Wednesday, October 14, 2009

Health Care State of Play

From Chris Bowers at Open Left

# In the House, the public option tied to Medicare rates has 200 confirmed supporters. However, that appears to include the leadership at this point. Further, the count will drop to 199 when Robert Wexler leaves Congress, and his replacement will not be sworn in before the health care vote. The CA-10 and NY-23 special elections will both take place on November 3rd, with the former guaranteed to send another public option supporter to Congress and the latter guaranteed to send a public option opponent.

Worth noting: Of the four dozen undecided and "lean no" members the Progressive Caucus is targeting at this point, half were first elected in 2004, 2006 or 2008. As such, it really shouldn't be difficult for the overall House leadership to pass a public option with Medicare +5% rates if they wanted to. If they want access to the party treasury for re-election, then they better not sink the policy aims of the overwhelming majority of the party.

# In the Senate, despite Lieberman's recent grumblings, everything I hear still points to Evan Bayh, Mary Landrieu, Blanche Lincoln and Ben Nelson as the main obstacles to passing a public option. As leader of the Conservadems (looking in to increase power), as someone who voted against the budget (appears to oppose even the principle of universal health care), and as a scorned Vice-Presidential short-lister who shifted sharply to the right in 2009, Evan Bayh strikes me as particularly problematic.
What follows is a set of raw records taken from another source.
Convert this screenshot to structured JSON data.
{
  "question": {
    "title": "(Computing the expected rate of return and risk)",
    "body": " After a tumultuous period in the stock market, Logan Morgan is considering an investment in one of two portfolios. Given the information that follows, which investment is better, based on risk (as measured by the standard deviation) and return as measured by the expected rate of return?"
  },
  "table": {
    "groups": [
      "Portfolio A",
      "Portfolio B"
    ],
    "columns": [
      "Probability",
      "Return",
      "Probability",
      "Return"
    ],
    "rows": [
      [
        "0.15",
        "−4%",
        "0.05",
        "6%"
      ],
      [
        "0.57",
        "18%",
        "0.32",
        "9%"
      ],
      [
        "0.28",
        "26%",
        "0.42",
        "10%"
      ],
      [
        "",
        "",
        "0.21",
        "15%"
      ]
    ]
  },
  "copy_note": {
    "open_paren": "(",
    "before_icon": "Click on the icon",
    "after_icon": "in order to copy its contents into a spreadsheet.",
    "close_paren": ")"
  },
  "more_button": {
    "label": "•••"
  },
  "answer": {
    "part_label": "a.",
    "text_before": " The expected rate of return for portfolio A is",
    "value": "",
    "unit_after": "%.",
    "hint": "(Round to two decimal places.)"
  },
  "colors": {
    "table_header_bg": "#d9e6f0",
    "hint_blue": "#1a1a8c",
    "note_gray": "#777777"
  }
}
Check out this quote of his in the Politico, where he basically says he will join in a Republican filibuster against virtually any health care bill:
"It's not fair to ask people to facilitate the enactment of policies with which we ultimately disagree," said moderate Sen. Evan Bayh (D-Ind.). "So the closer we get to the end of the process, the more, for me, the process and policy will be one and the same."
It isn't fair, eh? How about the fairness of the Senate elevating itself to unicameral status through its culture of 60-votes? Is it "fair" to use the filibuster to destroy the branch of Congress that actually has equal representation for the American people?